A l’image du nutriscore pour les produits alimentaires, le Gouvernement souhaite instaurer un système de notation pour les sites Web. Ce cyberscore est censé indiqué aux internautes le degré de sécurisation des données hébergées par ces mêmes sites. Un projet intéressant mais qui fait peser de lourdes conditions sur les entités assujetties à ce dispositif. Aussi, certaines conditions pour établir ce classement ne semblent pas pleinement relever directement de la cybersécurité.
Après le nutriscore, bientôt le cyberscore. A l’automne 2023, le Gouvernement entend appliquer sur tous les sites Web une note. Celle-ci (apparaissant sous forme d’un code couleur allant du vert au rouge) doit correspondre au niveau de sécurisation de la plateforme en ligne visitée par l’internaute. Dans l’idée, il s’agit donc d’informer les consommateurs quant au niveau de cybersécurité des sites qu’ils consultent.
Sur le principe, le cyberscore constitue une opportunité incontournable d’améliorer la résilience collective face à la multiplication des cyber-risques. Toutefois, la mise en place de ce dispositif, tout comme certains de ses contours soulève encore de nombreuses interrogations. C’est notamment le cas pour l’ensemble des professionnels du secteur.
Avant d’attribuer une note à chaque site, il convient de les auditer sur des critères communs. Il s’agit-ici d’un chantier majeur, à la fois pour les entités assujetties au dispositif mais aussi pour le marché des prestataires d’audit de la sécurité d’informations. Chantier dont la conclusion, selon les termes de l’arrêté prévoyant la mise en place du cyberscore, doit être conclu dès le 1er janvier 2024. Un délai qualifié de très insuffisant par les professionnels du secteur et adhérents de Numeum, la principale organisation du numérique en France.

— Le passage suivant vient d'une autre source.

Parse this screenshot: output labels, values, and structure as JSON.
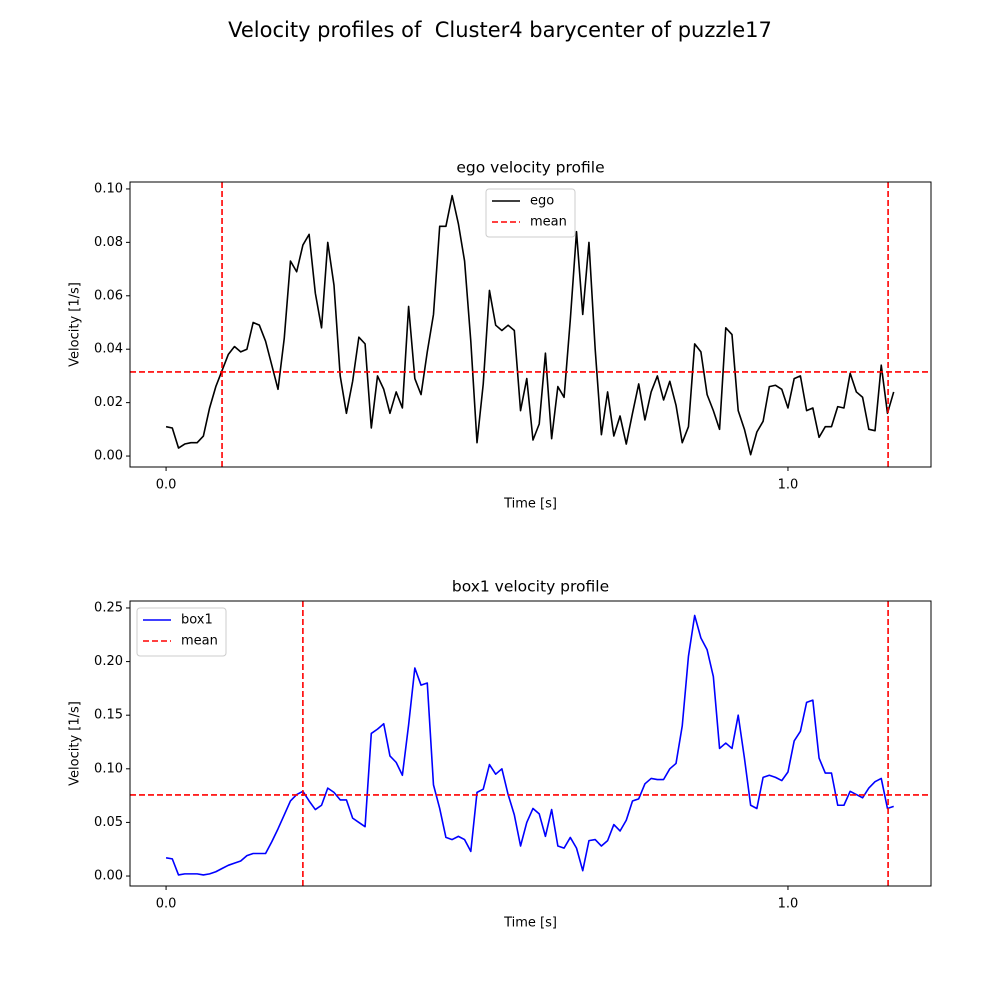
{
  "title": "Velocity profiles of  Cluster4 barycenter of puzzle17",
  "chart_data": [
    {
      "type": "line",
      "title": "ego velocity profile",
      "xlabel": "Time [s]",
      "ylabel": "Velocity [1/s]",
      "x": [
        0,
        0.01,
        0.02,
        0.03,
        0.04,
        0.05,
        0.06,
        0.07,
        0.08,
        0.09,
        0.1,
        0.11,
        0.12,
        0.13,
        0.14,
        0.15,
        0.16,
        0.17,
        0.18,
        0.19,
        0.2,
        0.21,
        0.22,
        0.23,
        0.24,
        0.25,
        0.26,
        0.27,
        0.28,
        0.29,
        0.3,
        0.31,
        0.32,
        0.33,
        0.34,
        0.35,
        0.36,
        0.37,
        0.38,
        0.39,
        0.4,
        0.41,
        0.42,
        0.43,
        0.44,
        0.45,
        0.46,
        0.47,
        0.48,
        0.49,
        0.5,
        0.51,
        0.52,
        0.53,
        0.54,
        0.55,
        0.56,
        0.57,
        0.58,
        0.59,
        0.6,
        0.61,
        0.62,
        0.63,
        0.64,
        0.65,
        0.66,
        0.67,
        0.68,
        0.69,
        0.7,
        0.71,
        0.72,
        0.73,
        0.74,
        0.75,
        0.76,
        0.77,
        0.78,
        0.79,
        0.8,
        0.81,
        0.82,
        0.83,
        0.84,
        0.85,
        0.86,
        0.87,
        0.88,
        0.89,
        0.9,
        0.91,
        0.92,
        0.93,
        0.94,
        0.95,
        0.96,
        0.97,
        0.98,
        0.99,
        1.0,
        1.01,
        1.02,
        1.03,
        1.04,
        1.05,
        1.06,
        1.07,
        1.08,
        1.09,
        1.1,
        1.11,
        1.12,
        1.13,
        1.14,
        1.15,
        1.16,
        1.17
      ],
      "series": [
        {
          "name": "ego",
          "color": "#000000",
          "values": [
            0.011,
            0.0105,
            0.003,
            0.0045,
            0.005,
            0.005,
            0.0075,
            0.018,
            0.026,
            0.032,
            0.038,
            0.041,
            0.039,
            0.04,
            0.05,
            0.049,
            0.043,
            0.034,
            0.025,
            0.044,
            0.073,
            0.069,
            0.079,
            0.083,
            0.061,
            0.048,
            0.08,
            0.064,
            0.03,
            0.016,
            0.028,
            0.0445,
            0.042,
            0.0105,
            0.03,
            0.025,
            0.016,
            0.024,
            0.018,
            0.056,
            0.029,
            0.023,
            0.039,
            0.053,
            0.086,
            0.086,
            0.0975,
            0.087,
            0.073,
            0.043,
            0.005,
            0.027,
            0.062,
            0.049,
            0.047,
            0.049,
            0.047,
            0.017,
            0.029,
            0.006,
            0.012,
            0.0385,
            0.0065,
            0.026,
            0.022,
            0.051,
            0.084,
            0.053,
            0.08,
            0.04,
            0.008,
            0.024,
            0.0075,
            0.015,
            0.0045,
            0.016,
            0.027,
            0.0135,
            0.024,
            0.03,
            0.021,
            0.028,
            0.019,
            0.005,
            0.011,
            0.042,
            0.039,
            0.023,
            0.017,
            0.01,
            0.048,
            0.0455,
            0.017,
            0.01,
            0.0005,
            0.009,
            0.013,
            0.026,
            0.0265,
            0.025,
            0.018,
            0.029,
            0.03,
            0.017,
            0.018,
            0.007,
            0.011,
            0.011,
            0.0185,
            0.018,
            0.031,
            0.024,
            0.022,
            0.01,
            0.0095,
            0.034,
            0.016,
            0.024
          ]
        }
      ],
      "mean": {
        "name": "mean",
        "color": "#ff0000",
        "value": 0.0315
      },
      "vlines": [
        0.09,
        1.161
      ],
      "xlim": [
        -0.058,
        1.23
      ],
      "ylim": [
        -0.0041,
        0.1026
      ],
      "xticks": [
        {
          "value": 0,
          "label": "0.0"
        },
        {
          "value": 1,
          "label": "1.0"
        }
      ],
      "yticks": [
        {
          "value": 0,
          "label": "0.00"
        },
        {
          "value": 0.02,
          "label": "0.02"
        },
        {
          "value": 0.04,
          "label": "0.04"
        },
        {
          "value": 0.06,
          "label": "0.06"
        },
        {
          "value": 0.08,
          "label": "0.08"
        },
        {
          "value": 0.1,
          "label": "0.10"
        }
      ],
      "legend": "upper center"
    },
    {
      "type": "line",
      "title": "box1 velocity profile",
      "xlabel": "Time [s]",
      "ylabel": "Velocity [1/s]",
      "x": [
        0,
        0.01,
        0.02,
        0.03,
        0.04,
        0.05,
        0.06,
        0.07,
        0.08,
        0.09,
        0.1,
        0.11,
        0.12,
        0.13,
        0.14,
        0.15,
        0.16,
        0.17,
        0.18,
        0.19,
        0.2,
        0.21,
        0.22,
        0.23,
        0.24,
        0.25,
        0.26,
        0.27,
        0.28,
        0.29,
        0.3,
        0.31,
        0.32,
        0.33,
        0.34,
        0.35,
        0.36,
        0.37,
        0.38,
        0.39,
        0.4,
        0.41,
        0.42,
        0.43,
        0.44,
        0.45,
        0.46,
        0.47,
        0.48,
        0.49,
        0.5,
        0.51,
        0.52,
        0.53,
        0.54,
        0.55,
        0.56,
        0.57,
        0.58,
        0.59,
        0.6,
        0.61,
        0.62,
        0.63,
        0.64,
        0.65,
        0.66,
        0.67,
        0.68,
        0.69,
        0.7,
        0.71,
        0.72,
        0.73,
        0.74,
        0.75,
        0.76,
        0.77,
        0.78,
        0.79,
        0.8,
        0.81,
        0.82,
        0.83,
        0.84,
        0.85,
        0.86,
        0.87,
        0.88,
        0.89,
        0.9,
        0.91,
        0.92,
        0.93,
        0.94,
        0.95,
        0.96,
        0.97,
        0.98,
        0.99,
        1.0,
        1.01,
        1.02,
        1.03,
        1.04,
        1.05,
        1.06,
        1.07,
        1.08,
        1.09,
        1.1,
        1.11,
        1.12,
        1.13,
        1.14,
        1.15,
        1.16,
        1.17
      ],
      "series": [
        {
          "name": "box1",
          "color": "#0000ff",
          "values": [
            0.017,
            0.016,
            0.001,
            0.002,
            0.002,
            0.002,
            0.001,
            0.002,
            0.004,
            0.007,
            0.01,
            0.012,
            0.014,
            0.019,
            0.021,
            0.021,
            0.021,
            0.032,
            0.044,
            0.057,
            0.07,
            0.076,
            0.079,
            0.07,
            0.062,
            0.066,
            0.082,
            0.078,
            0.071,
            0.071,
            0.054,
            0.05,
            0.046,
            0.133,
            0.137,
            0.142,
            0.112,
            0.106,
            0.094,
            0.141,
            0.194,
            0.178,
            0.18,
            0.085,
            0.063,
            0.036,
            0.034,
            0.037,
            0.034,
            0.023,
            0.078,
            0.081,
            0.104,
            0.095,
            0.1,
            0.076,
            0.057,
            0.028,
            0.05,
            0.063,
            0.058,
            0.037,
            0.062,
            0.028,
            0.026,
            0.036,
            0.026,
            0.005,
            0.033,
            0.034,
            0.028,
            0.033,
            0.048,
            0.042,
            0.052,
            0.07,
            0.072,
            0.086,
            0.091,
            0.09,
            0.09,
            0.1,
            0.105,
            0.14,
            0.205,
            0.243,
            0.222,
            0.211,
            0.186,
            0.119,
            0.124,
            0.119,
            0.15,
            0.11,
            0.066,
            0.063,
            0.092,
            0.094,
            0.092,
            0.089,
            0.097,
            0.126,
            0.135,
            0.162,
            0.164,
            0.11,
            0.096,
            0.096,
            0.066,
            0.066,
            0.079,
            0.076,
            0.073,
            0.082,
            0.088,
            0.091,
            0.063,
            0.065
          ]
        }
      ],
      "mean": {
        "name": "mean",
        "color": "#ff0000",
        "value": 0.0756
      },
      "vlines": [
        0.22,
        1.161
      ],
      "xlim": [
        -0.058,
        1.23
      ],
      "ylim": [
        -0.0093,
        0.2565
      ],
      "xticks": [
        {
          "value": 0,
          "label": "0.0"
        },
        {
          "value": 1,
          "label": "1.0"
        }
      ],
      "yticks": [
        {
          "value": 0,
          "label": "0.00"
        },
        {
          "value": 0.05,
          "label": "0.05"
        },
        {
          "value": 0.1,
          "label": "0.10"
        },
        {
          "value": 0.15,
          "label": "0.15"
        },
        {
          "value": 0.2,
          "label": "0.20"
        },
        {
          "value": 0.25,
          "label": "0.25"
        }
      ],
      "legend": "upper left"
    }
  ]
}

Ce délai restreint au vu de l’ampleur de la tâche apparaît donc comme insuffisant pour permettre aux opérateurs concernés de se structurer en interne. Mais également pour laisser le marché des prestataires en cybersécurité se structurer et ainsi répondre à cette nouvelle demande.
Cyberscore : des internautes potentiellement induits en erreur
Toujours est-il que le point principal du cyberscore reste d’informer correctement le consommateur sur le niveau de cybersécurité des sites qu’il consulte. C’est pourquoi, les critères permettant de définir ce score ne devraient, par principe, ne relever que du domaine de la cybersécurité. Pour autant, en l’état actuel, des éléments relatifs à la localisation des données y figurent. Si ce type d’éléments demeure important, il n’apparaît toutefois pas capital au regard des objectifs poursuivis.
Ce flou pourrait être de nature à créer des interrogations dans l’esprit des consommateurs et internautes. Ils pourraient même être induits en erreur. Par exemple, un service qui satisferait à ces critères mais présenterait des lacunes en matière de sécurisation pourrait bénéficier d’une note acceptable voire positive et susciter chez le consommateur un sentiment erroné de sécurité, le conduisant à abaisser sa vigilance.
C’est pourquoi l’utilisation de la localisation des services d’hébergement ou de la nationalité des sous-traitants en matière d’administration et de supervision d’un site interroge. Les professionnels proposent donc d’intégrer une sorte de hiérarchisation des différents critères. Une amélioration qui permettrait au cyberscore d’être davantage fiable et réellement représentatif des niveaux de cybersécurité des sites.
Pour garantir la confidentialité, vers des audits non-publics
Toujours est-il que la question de l’audit des sites visés par la mesure demeure centrale. Numeum insiste à ce titre sur la nécessité pour les entreprises d’accéder aux conclusions préliminaires de l’audit. L’objectif étant de pouvoir mettre en place d’éventuelle mesures correctives, voire de formuler des observations nécessaires. De même, si ce score a naturellement vocation à être rendu public, les détails de cette évaluation devraient rester confidentiels, tant pour des raisons de sécurité que de protection du secret des affaires.
L’idée de ce cyberscore n’est, en effet, pas de dévoiler certains pans de l’activité Web d’entreprises. Mais véritablement de renforcer la sécurisation collective. Mais également l’information délivrée aux internautes. Un pari patent en somme.